Позвала на улицу. Говорит, зайдем к ней, портфель оставить. Хорошо, было темно. Говорю, ты иди, а я здесь постою. Ты что, возмутилась, давай заходи, чаю попьем. Мотаю головой. Ты сначала спроси у родителей, можно ли мне зайти. Глаза от удивления сделались еще больше. Зачем спрашивать? Я ей шепотом – все изменилось. Она отпрянула. Наверное, поняла, что на меня смотреть невозможно. Объясняю. Понимаешь, я раньше не знала. Теперь знаю. Я – уродина. И отец с матерью так говорят. Не хочу пугать твоих родителей. Спроси, если они смогут вынести мое уродство, то зайду. Ирка потрогала мой лоб. Но у родителей спросила. Разрешили. Сами ушли в другую комнату. Наверное, специально. Чтобы не было так противно на меня смотреть. Чаем обжигалась, хотелось выйти на улицу. Там было темно.
Ирка подпрыгивает, что-то рассказывает. Я – глаза в землю. Чтобы не видеть, как она хороша. Кто-то окликнул. Это Валерка и Петька из параллельного класса. Мне Валерка нравился. Он любил собирать модели парусников, и показывал мне все новые. Я осторожно дотрагивалась до мачты и мечтала, как уплыву от своих родителей в большой город. Он говорил, что я волосы крашу сметаной. Петьку в школе никто не любил. Я – тоже. Он всегда брал себе в буфете две порции горячего, а кому-то не доставалось. Парнями их называть было рано. Так, пацаны. Валерка – с длинной, худой шеей походил на Дон-Кихота, а Петька с круглыми плечами и короткими ногами на Карлсона.
Позвали нас в пристройку у школы. Мол, ключи у них есть. Там они конфет припасли и лимонад. Праздник сегодня. Историчка надолго заболела. Я отказалась. Ирка говорит, подруга ты мне или нет, пойдем. Все равно делать нечего.

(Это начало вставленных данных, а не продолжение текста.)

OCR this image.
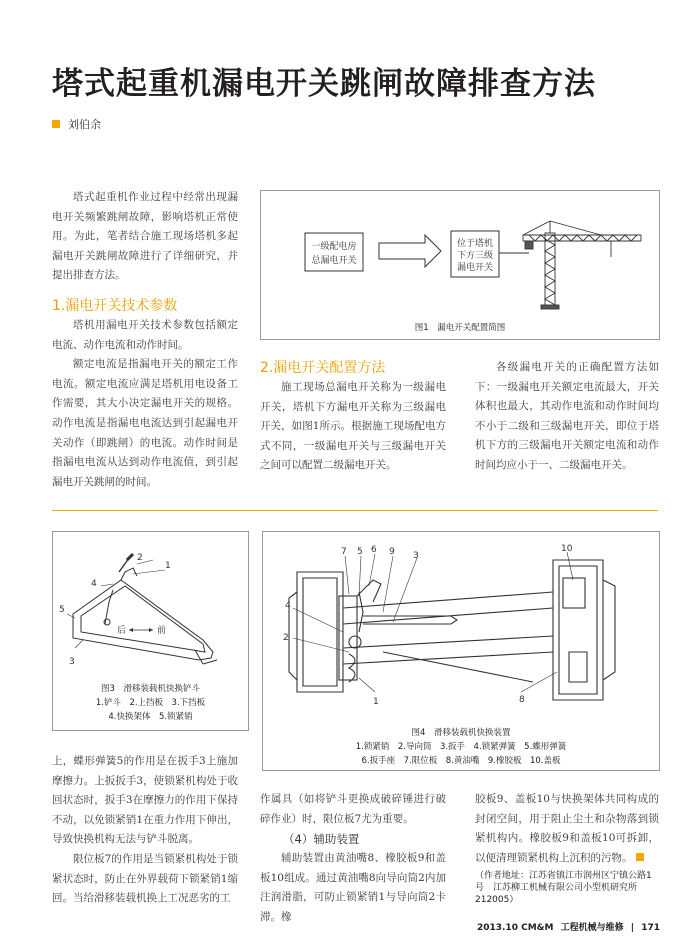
塔式起重机漏电开关跳闸故障排查方法
刘伯余

塔式起重机作业过程中经常出现漏电开关频繁跳闸故障，影响塔机正常使用。为此，笔者结合施工现场塔机多起漏电开关跳闸故障进行了详细研究，并提出排查方法。

1.漏电开关技术参数

塔机用漏电开关技术参数包括额定电流、动作电流和动作时间。

额定电流是指漏电开关的额定工作电流。额定电流应满足塔机用电设备工作需要，其大小决定漏电开关的规格。动作电流是指漏电电流达到引起漏电开关动作（即跳闸）的电流。动作时间是指漏电电流从达到动作电流值，到引起漏电开关跳闸的时间。

一级配电房
总漏电开关
位于塔机
下方三级
漏电开关
图1　漏电开关配置简图
2.漏电开关配置方法

施工现场总漏电开关称为一级漏电开关，塔机下方漏电开关称为三级漏电开关，如图1所示。根据施工现场配电方式不同，一级漏电开关与三级漏电开关之间可以配置二级漏电开关。

各级漏电开关的正确配置方法如下：一级漏电开关额定电流最大，开关体积也最大，其动作电流和动作时间均不小于二级和三级漏电开关，即位于塔机下方的三级漏电开关额定电流和动作时间均应小于一、二级漏电开关。

2
1
4
5
3
后	前
图3　滑移装载机快换铲斗
1.铲斗　2.上挡板　3.下挡板
4.快换架体　5.锁紧销
7 5 6 9 3
10
4
2
1	8
图4　滑移装载机快换装置
1.锁紧销　2.导向筒　3.扳手　4.锁紧弹簧　5.蝶形弹簧
6.扳手座　7.限位板　8.黄油嘴　9.橡胶板　10.盖板

上，蝶形弹簧5的作用是在扳手3上施加摩擦力。上扳扳手3，使锁紧机构处于收回状态时，扳手3在摩擦力的作用下保持不动，以免锁紧销1在重力作用下伸出，导致快换机构无法与铲斗脱离。

限位板7的作用是当锁紧机构处于锁紧状态时，防止在外界载荷下锁紧销1缩回。当给滑移装载机换上工况恶劣的工

作属具（如将铲斗更换成破碎锤进行破碎作业）时，限位板7尤为重要。

（4）辅助装置

辅助装置由黄油嘴8、橡胶板9和盖板10组成。通过黄油嘴8向导向筒2内加注润滑脂，可防止锁紧销1与导向筒2卡滞。橡

胶板9、盖板10与快换架体共同构成的封闭空间，用于阻止尘土和杂物落到锁紧机构内。橡胶板9和盖板10可拆卸，以便清理锁紧机构上沉积的污物。

（作者地址：江苏省镇江市润州区宁镇公路1号　江苏柳工机械有限公司小型机研究所　212005）
2013.10 CM&M 工程机械与维修 | 171
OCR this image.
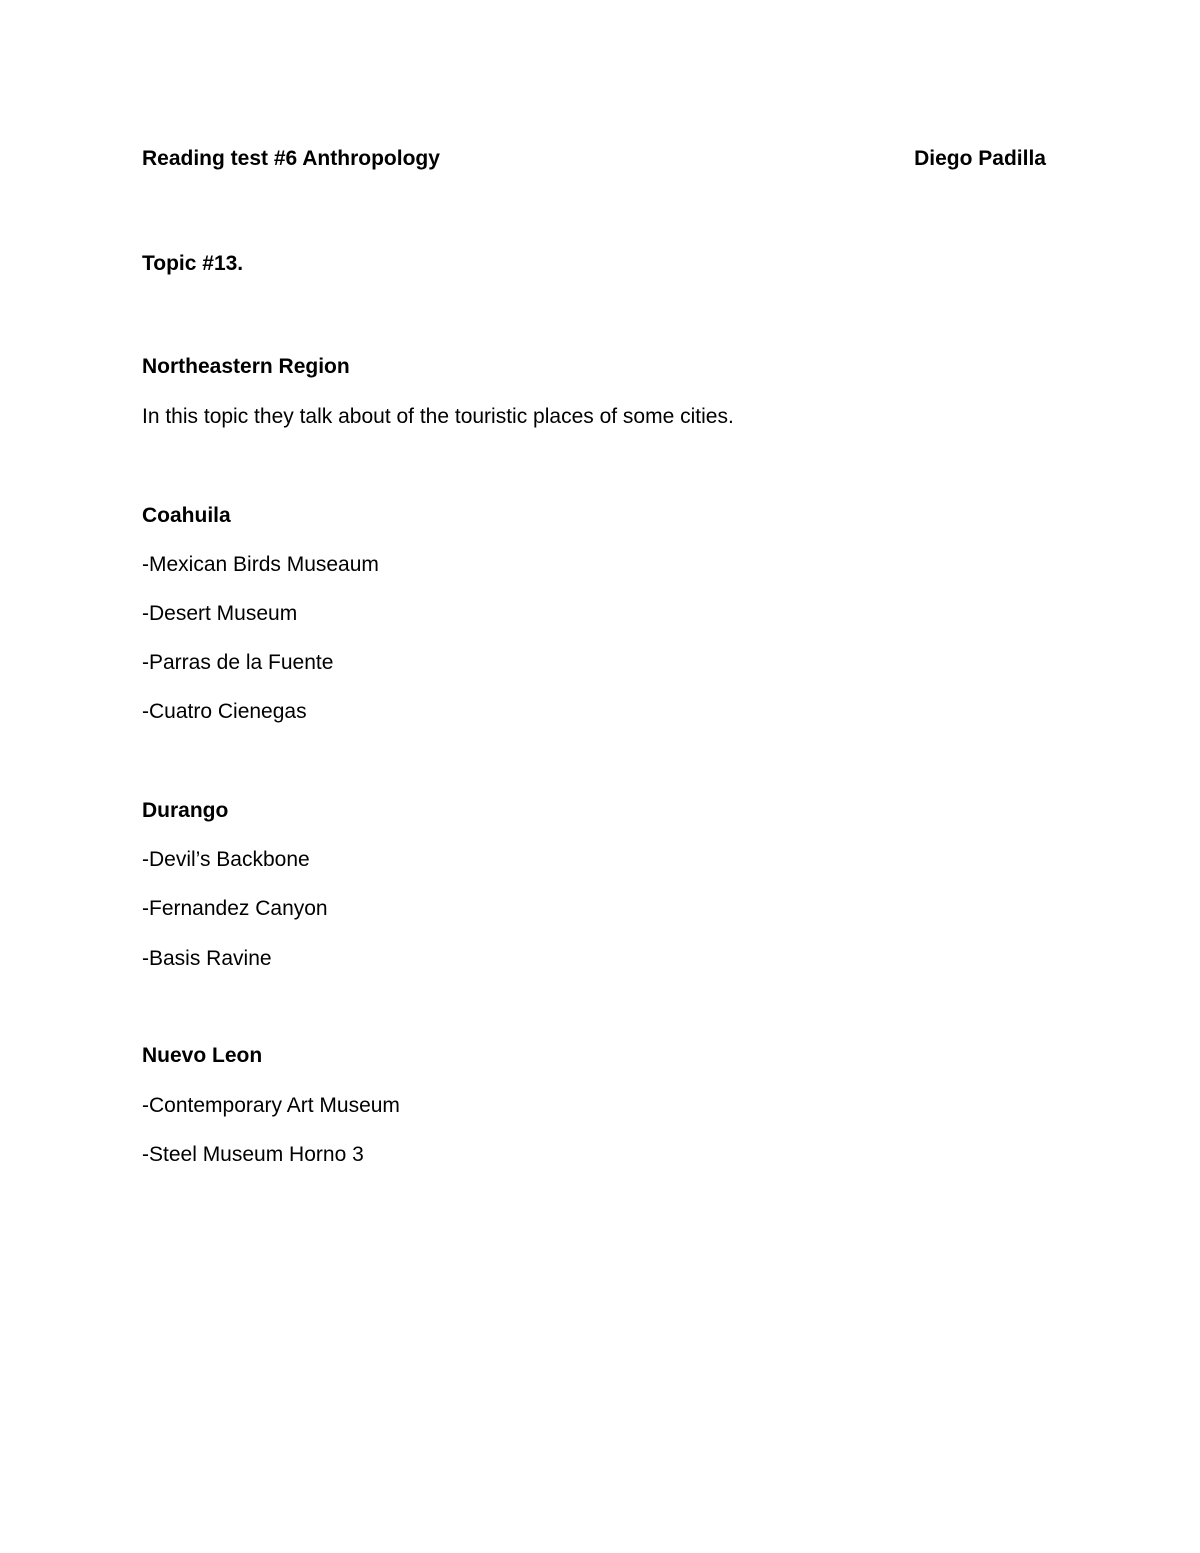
Reading test #6 Anthropology	Diego Padilla
Topic #13.
Northeastern Region
In this topic they talk about of the touristic places of some cities.
Coahuila
-Mexican Birds Museaum
-Desert Museum
-Parras de la Fuente
-Cuatro Cienegas
Durango
-Devil’s Backbone
-Fernandez Canyon
-Basis Ravine
Nuevo Leon
-Contemporary Art Museum
-Steel Museum Horno 3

Зашли. Темнота, как в склепе. Это хорошо. Меня не видно. И Ирка такой красивой не кажется. Зажгли свечи. Тени заплясали призраками. Валерка начал обнимать Ирку, а Петька – меня. Наверное, просто в темноте не разглядел, что меня обнимать нельзя. Мне его стало жалко. Что если разглядит, какое я чудовище? Нет, я его спасу от разочарования. Сказала, что мне надо выйти. Тихо закрыла дверь и вышла на улицу.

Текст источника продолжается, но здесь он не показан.